目を細めると、なぜか物がよく見えるようになる理由

ハンク・グリーン氏:何かがイマイチぼんやりした見え方をする時なんかに、目を細めたりしますよね。無意識のうちにしているときもあるでしょう。でも、視界を狭くすれば何かがよく見えるようになるというのは妙な話です。まつげだって視界に入って来るでしょうに。

とは言え、目を細めると言う動作を自然としてしまうのにはちゃんと根拠があるらしいのです。

目を細めると焦点が合うようになるのですが、それはあなたが予測している理由ではないでしょう。像がぼやけるのは、検眼士(視機能の専門家)の言うところの屈折異常によるものが多いと言われています。あなたの目には、脳に見えたものの情報を伝える、眼球の後ろに存在する特殊な神経組織の層である網膜に、正確に集光ができていないということなのです。 

屈折異常が起こる原因はたくさんありますが、結局のところ、あなたの目の状態によるのです。

本の中の気に入った挿絵や遠くの方にある文字を良く見ようとするとき、眼筋は縮んだり伸びたりして、あなたの目の状態を少し変えるのです。とりわけ湾曲している透明な円盤状のレンズであり、網膜に映像を投影する働きのある水晶体を微調整します。そうして光は見ようとしている映像を解像する中心窩に送られ、焦点が合います。

目を細めるという行為は、すなわち、あなたの目に入って来る光を意図的に調節し、光が入るように直しているのではないだろうか、と思われるのではないでしょうか?

その通りです。しかしながら、そのことが黒板に書かれた今日のおすすめを横目で見る助けになっているのではなさそうです。

むしろ、目を細めることの本当の意義は瞳孔への光を制限することにあるのです。目を細めることによって眩しい光を軽減し、光線がレンズの中心に直接差し込まないようにすることにより、中心窩へと光が送り込まれるのです。

目を細めなくても物がよく見える「ピンホールメガネ」

実は眼筋を動かさなくても、このような小さな穴を通して何かを見ると、同じ効果が得られます。

実際けっこうよく見えるんですよ。眼鏡を外してしまいましょうか。テレプロンプター(電子的にセリフを表示する装置)は読めるでしょうか? 読めないですね。でも、いい線いってますよ。

もしこの方法が上手くいかなかったとしたら、それはあなたの視力に何か問題があるのかもしれません。実際、眼科医は似たような方法を用いて検査を行いますから。

もし視覚に何らかの問題が見られたとしたら、それは屈折異常といった部類から来るものでしょう。

眼科医はピンホールオクルーダーを用いた時、用いなかった時の両方で、視力検査表を見るように促すでしょうが、その時に一番小さな文字の羅列を読むのにピンホールオクルーダーが役に立ったのなら、眼鏡やコンタクトレンズは有効でしょう。

ところで、あなたはどこかで、ファッショナブルとも言える、オクルーダーを目にしたことはないでしょうか。ピンホールメガネ、と呼ばれている物です。

もう補正レンズなんていりません、ちっちゃい穴から世界を見ればいいんです、というのがこの眼鏡の売りで、物がはっきりと見えるだけでなく、そのうち視力回復も望めるのだとか。

とは言っても、ピンホールサングラスを処方されても困ってしまうでしょうね。実際、ピンホールメガネをかけていれば、メガネなしでも見えるようになるくらい視力が回復するという具体的な証拠はありません。

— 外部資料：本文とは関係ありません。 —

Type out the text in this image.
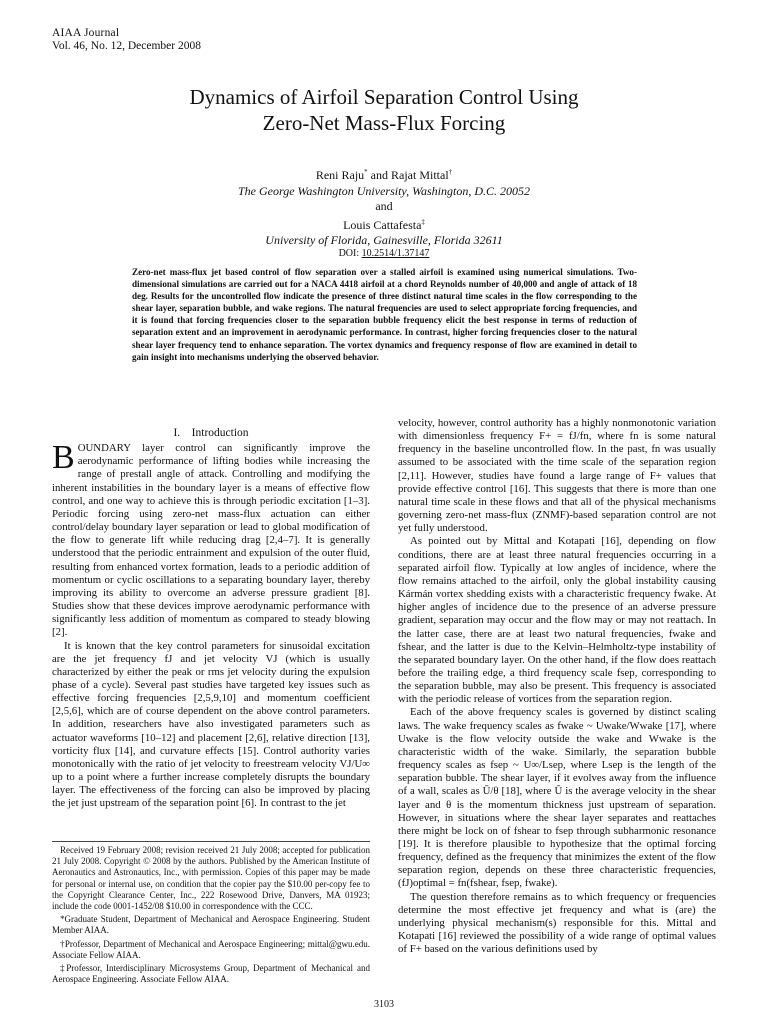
AIAA Journal
Vol. 46, No. 12, December 2008
Dynamics of Airfoil Separation Control Using
Zero-Net Mass-Flux Forcing
Reni Raju* and Rajat Mittal†
The George Washington University, Washington, D.C. 20052
and
Louis Cattafesta‡
University of Florida, Gainesville, Florida 32611
DOI: 10.2514/1.37147
Zero-net mass-flux jet based control of flow separation over a stalled airfoil is examined using numerical simulations. Two-dimensional simulations are carried out for a NACA 4418 airfoil at a chord Reynolds number of 40,000 and angle of attack of 18 deg. Results for the uncontrolled flow indicate the presence of three distinct natural time scales in the flow corresponding to the shear layer, separation bubble, and wake regions. The natural frequencies are used to select appropriate forcing frequencies, and it is found that forcing frequencies closer to the separation bubble frequency elicit the best response in terms of reduction of separation extent and an improvement in aerodynamic performance. In contrast, higher forcing frequencies closer to the natural shear layer frequency tend to enhance separation. The vortex dynamics and frequency response of flow are examined in detail to gain insight into mechanisms underlying the observed behavior.
I. Introduction

BOUNDARY layer control can significantly improve the aerodynamic performance of lifting bodies while increasing the range of prestall angle of attack. Controlling and modifying the inherent instabilities in the boundary layer is a means of effective flow control, and one way to achieve this is through periodic excitation [1–3]. Periodic forcing using zero-net mass-flux actuation can either control/delay boundary layer separation or lead to global modification of the flow to generate lift while reducing drag [2,4–7]. It is generally understood that the periodic entrainment and expulsion of the outer fluid, resulting from enhanced vortex formation, leads to a periodic addition of momentum or cyclic oscillations to a separating boundary layer, thereby improving its ability to overcome an adverse pressure gradient [8]. Studies show that these devices improve aerodynamic performance with significantly less addition of momentum as compared to steady blowing [2].

It is known that the key control parameters for sinusoidal excitation are the jet frequency fJ and jet velocity VJ (which is usually characterized by either the peak or rms jet velocity during the expulsion phase of a cycle). Several past studies have targeted key issues such as effective forcing frequencies [2,5,9,10] and momentum coefficient [2,5,6], which are of course dependent on the above control parameters. In addition, researchers have also investigated parameters such as actuator waveforms [10–12] and placement [2,6], relative direction [13], vorticity flux [14], and curvature effects [15]. Control authority varies monotonically with the ratio of jet velocity to freestream velocity VJ/U∞ up to a point where a further increase completely disrupts the boundary layer. The effectiveness of the forcing can also be improved by placing the jet just upstream of the separation point [6]. In contrast to the jet

Received 19 February 2008; revision received 21 July 2008; accepted for publication 21 July 2008. Copyright © 2008 by the authors. Published by the American Institute of Aeronautics and Astronautics, Inc., with permission. Copies of this paper may be made for personal or internal use, on condition that the copier pay the $10.00 per-copy fee to the Copyright Clearance Center, Inc., 222 Rosewood Drive, Danvers, MA 01923; include the code 0001-1452/08 $10.00 in correspondence with the CCC.

*Graduate Student, Department of Mechanical and Aerospace Engineering. Student Member AIAA.

†Professor, Department of Mechanical and Aerospace Engineering; mittal@gwu.edu. Associate Fellow AIAA.

‡Professor, Interdisciplinary Microsystems Group, Department of Mechanical and Aerospace Engineering. Associate Fellow AIAA.

velocity, however, control authority has a highly nonmonotonic variation with dimensionless frequency F+ = fJ/fn, where fn is some natural frequency in the baseline uncontrolled flow. In the past, fn was usually assumed to be associated with the time scale of the separation region [2,11]. However, studies have found a large range of F+ values that provide effective control [16]. This suggests that there is more than one natural time scale in these flows and that all of the physical mechanisms governing zero-net mass-flux (ZNMF)-based separation control are not yet fully understood.

As pointed out by Mittal and Kotapati [16], depending on flow conditions, there are at least three natural frequencies occurring in a separated airfoil flow. Typically at low angles of incidence, where the flow remains attached to the airfoil, only the global instability causing Kármán vortex shedding exists with a characteristic frequency fwake. At higher angles of incidence due to the presence of an adverse pressure gradient, separation may occur and the flow may or may not reattach. In the latter case, there are at least two natural frequencies, fwake and fshear, and the latter is due to the Kelvin–Helmholtz-type instability of the separated boundary layer. On the other hand, if the flow does reattach before the trailing edge, a third frequency scale fsep, corresponding to the separation bubble, may also be present. This frequency is associated with the periodic release of vortices from the separation region.

Each of the above frequency scales is governed by distinct scaling laws. The wake frequency scales as fwake ~ Uwake/Wwake [17], where Uwake is the flow velocity outside the wake and Wwake is the characteristic width of the wake. Similarly, the separation bubble frequency scales as fsep ~ U∞/Lsep, where Lsep is the length of the separation bubble. The shear layer, if it evolves away from the influence of a wall, scales as Ū/θ [18], where Ū is the average velocity in the shear layer and θ is the momentum thickness just upstream of separation. However, in situations where the shear layer separates and reattaches there might be lock on of fshear to fsep through subharmonic resonance [19]. It is therefore plausible to hypothesize that the optimal forcing frequency, defined as the frequency that minimizes the extent of the flow separation region, depends on these three characteristic frequencies, (fJ)optimal = fn(fshear, fsep, fwake).

The question therefore remains as to which frequency or frequencies determine the most effective jet frequency and what is (are) the underlying physical mechanism(s) responsible for this. Mittal and Kotapati [16] reviewed the possibility of a wide range of optimal values of F+ based on the various definitions used by

3103
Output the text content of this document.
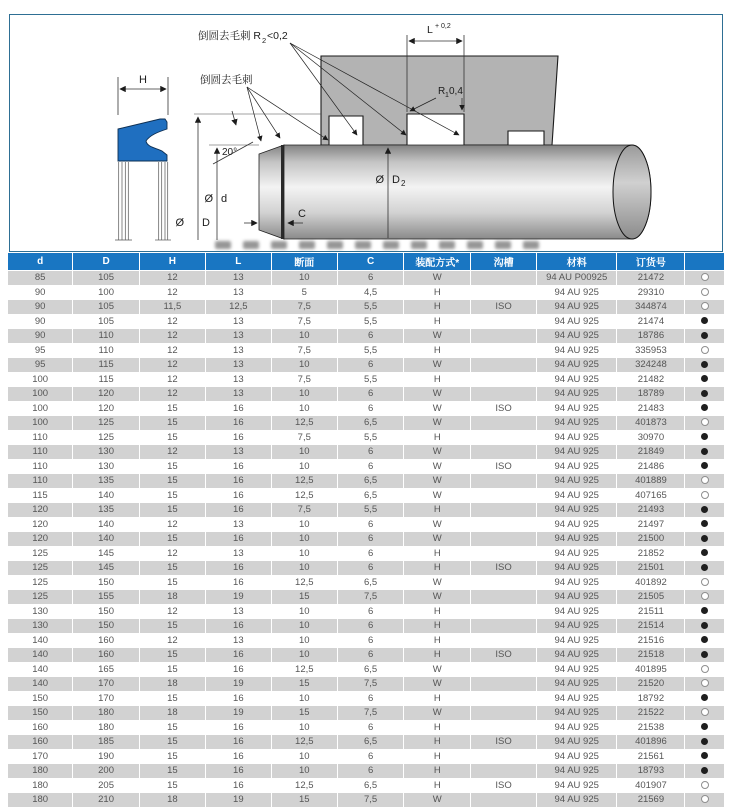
H
Ø D
Ø d
20°
倒圆去毛刺 R 2 <0,2
倒圆去毛刺
L + 0,2
R 1 0,4
Ø D 2
C
d	D	H	L	断面	C	装配方式*	沟槽	材料	订货号	
85	105	12	13	10	6	W		94 AU P00925	21472	
90	100	12	13	5	4,5	H		94 AU 925	29310	
90	105	11,5	12,5	7,5	5,5	H	ISO	94 AU 925	344874	
90	105	12	13	7,5	5,5	H		94 AU 925	21474	
90	110	12	13	10	6	W		94 AU 925	18786	
95	110	12	13	7,5	5,5	H		94 AU 925	335953	
95	115	12	13	10	6	W		94 AU 925	324248	
100	115	12	13	7,5	5,5	H		94 AU 925	21482	
100	120	12	13	10	6	W		94 AU 925	18789	
100	120	15	16	10	6	W	ISO	94 AU 925	21483	
100	125	15	16	12,5	6,5	W		94 AU 925	401873	
110	125	15	16	7,5	5,5	H		94 AU 925	30970	
110	130	12	13	10	6	W		94 AU 925	21849	
110	130	15	16	10	6	W	ISO	94 AU 925	21486	
110	135	15	16	12,5	6,5	W		94 AU 925	401889	
115	140	15	16	12,5	6,5	W		94 AU 925	407165	
120	135	15	16	7,5	5,5	H		94 AU 925	21493	
120	140	12	13	10	6	W		94 AU 925	21497	
120	140	15	16	10	6	W		94 AU 925	21500	
125	145	12	13	10	6	H		94 AU 925	21852	
125	145	15	16	10	6	H	ISO	94 AU 925	21501	
125	150	15	16	12,5	6,5	W		94 AU 925	401892	
125	155	18	19	15	7,5	W		94 AU 925	21505	
130	150	12	13	10	6	H		94 AU 925	21511	
130	150	15	16	10	6	H		94 AU 925	21514	
140	160	12	13	10	6	H		94 AU 925	21516	
140	160	15	16	10	6	H	ISO	94 AU 925	21518	
140	165	15	16	12,5	6,5	W		94 AU 925	401895	
140	170	18	19	15	7,5	W		94 AU 925	21520	
150	170	15	16	10	6	H		94 AU 925	18792	
150	180	18	19	15	7,5	W		94 AU 925	21522	
160	180	15	16	10	6	H		94 AU 925	21538	
160	185	15	16	12,5	6,5	H	ISO	94 AU 925	401896	
170	190	15	16	10	6	H		94 AU 925	21561	
180	200	15	16	10	6	H		94 AU 925	18793	
180	205	15	16	12,5	6,5	H	ISO	94 AU 925	401907	
180	210	18	19	15	7,5	W		94 AU 925	21569	
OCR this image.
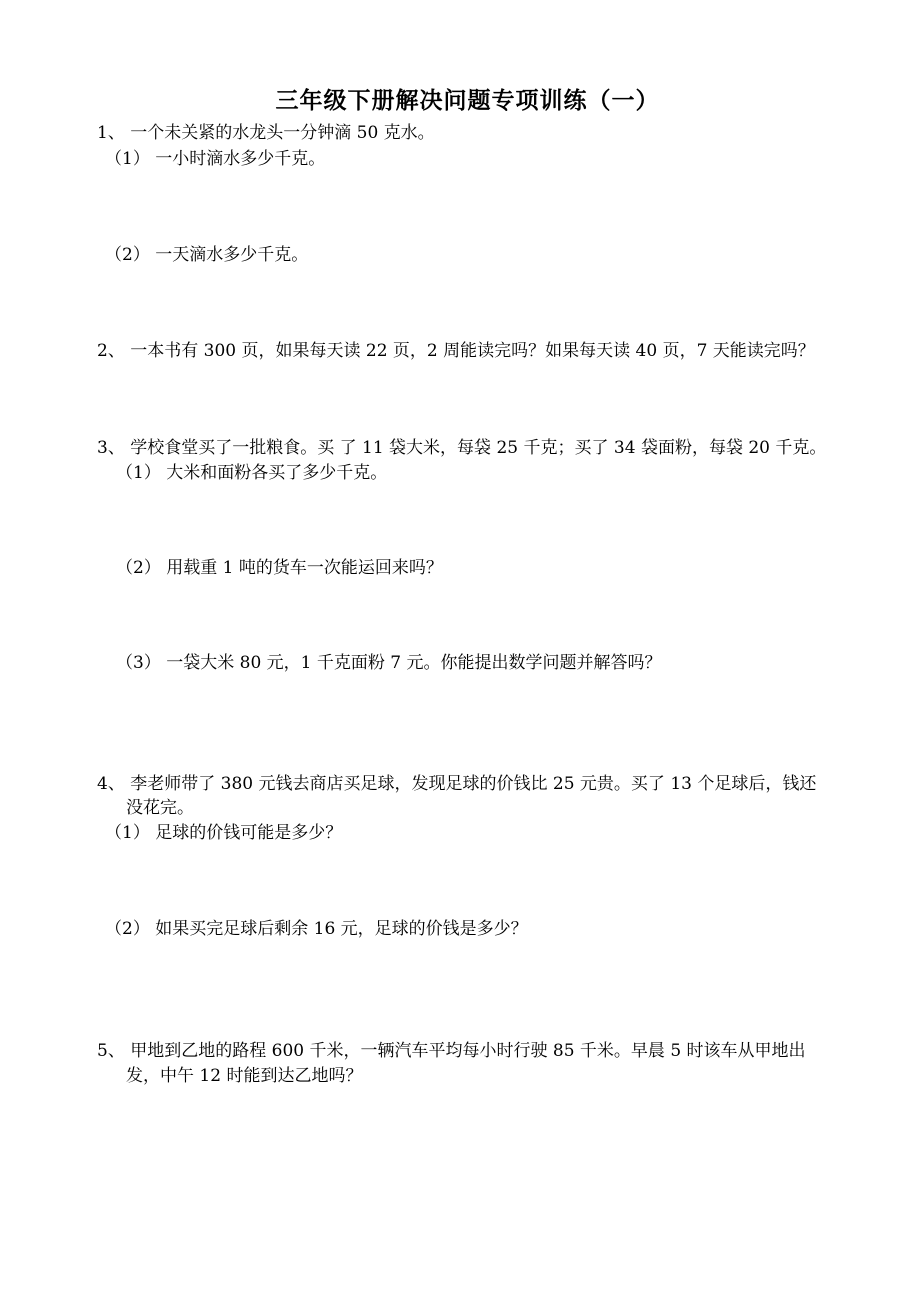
三年级下册解决问题专项训练（一）
1、 一个未关紧的水龙头一分钟滴 50 克水。
（1） 一小时滴水多少千克。
（2） 一天滴水多少千克。
2、 一本书有 300 页，如果每天读 22 页，2 周能读完吗？如果每天读 40 页，7 天能读完吗？
3、 学校食堂买了一批粮食。买 了 11 袋大米，每袋 25 千克；买了 34 袋面粉，每袋 20 千克。
（1） 大米和面粉各买了多少千克。
（2） 用载重 1 吨的货车一次能运回来吗？
（3） 一袋大米 80 元，1 千克面粉 7 元。你能提出数学问题并解答吗？
4、 李老师带了 380 元钱去商店买足球，发现足球的价钱比 25 元贵。买了 13 个足球后，钱还
没花完。
（1） 足球的价钱可能是多少？
（2） 如果买完足球后剩余 16 元，足球的价钱是多少？
5、 甲地到乙地的路程 600 千米，一辆汽车平均每小时行驶 85 千米。早晨 5 时该车从甲地出
发，中午 12 时能到达乙地吗？
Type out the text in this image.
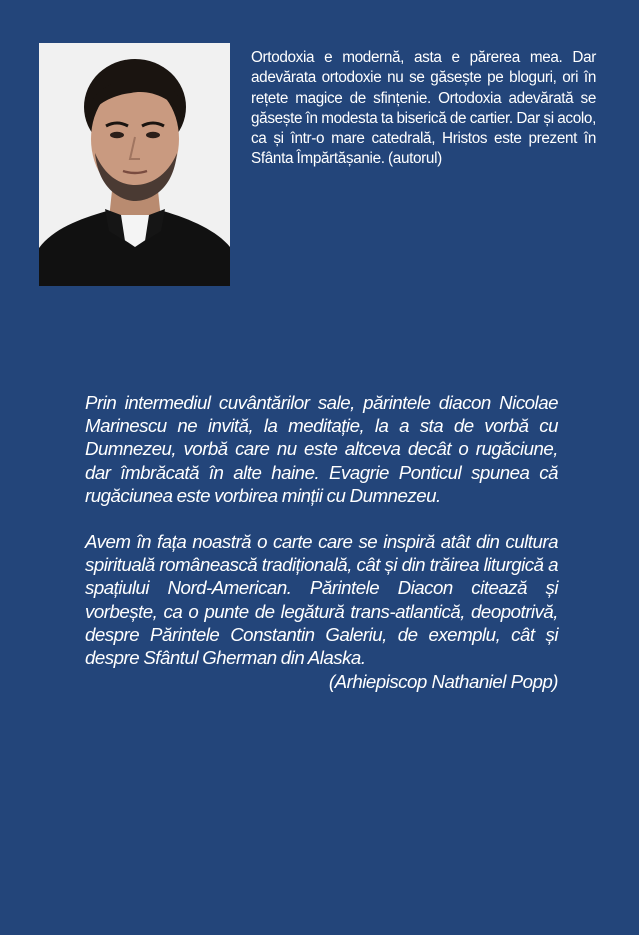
Ortodoxia e modernă, asta e părerea mea. Dar adevărata ortodoxie nu se găsește pe bloguri, ori în rețete magice de sfințenie. Ortodoxia adevărată se găsește în modesta ta biserică de cartier. Dar și acolo, ca și într-o mare catedrală, Hristos este prezent în Sfânta Împărtășanie. (autorul)

Prin intermediul cuvântărilor sale, părintele diacon Nicolae Marinescu ne invită, la meditație, la a sta de vorbă cu Dumnezeu, vorbă care nu este altceva decât o rugăciune, dar îmbrăcată în alte haine. Evagrie Ponticul spunea că rugăciunea este vorbirea minții cu Dumnezeu.

Avem în fața noastră o carte care se inspiră atât din cultura spirituală românească tradițională, cât și din trăirea liturgică a spațiului Nord-American. Părintele Diacon citează și vorbește, ca o punte de legătură trans-atlantică, deopotrivă, despre Părintele Constantin Galeriu, de exemplu, cât și despre Sfântul Gherman din Alaska.

(Arhiepiscop Nathaniel Popp)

ピンホール眼鏡をかけていると焦点深度が改善され、遠くのものは見えやすくなりますが、他方の力は弱くなってしまうのです。それらは奥行きの知覚であったり、コントラストであったり、周辺視野といった、どれも大切な力です。

また、ある調査によると、ピンホール眼鏡を用いたテストの試験段階で見過ごせない不快症状が表れたのだとか。視界を狭めると物の見え方が違ってくるとは言え、常にその状態ではやはり不都合だということですね。

私たちが常に眼を細めていたりしないのもそのためなのでしょう。不快だし、感じも悪いですからね。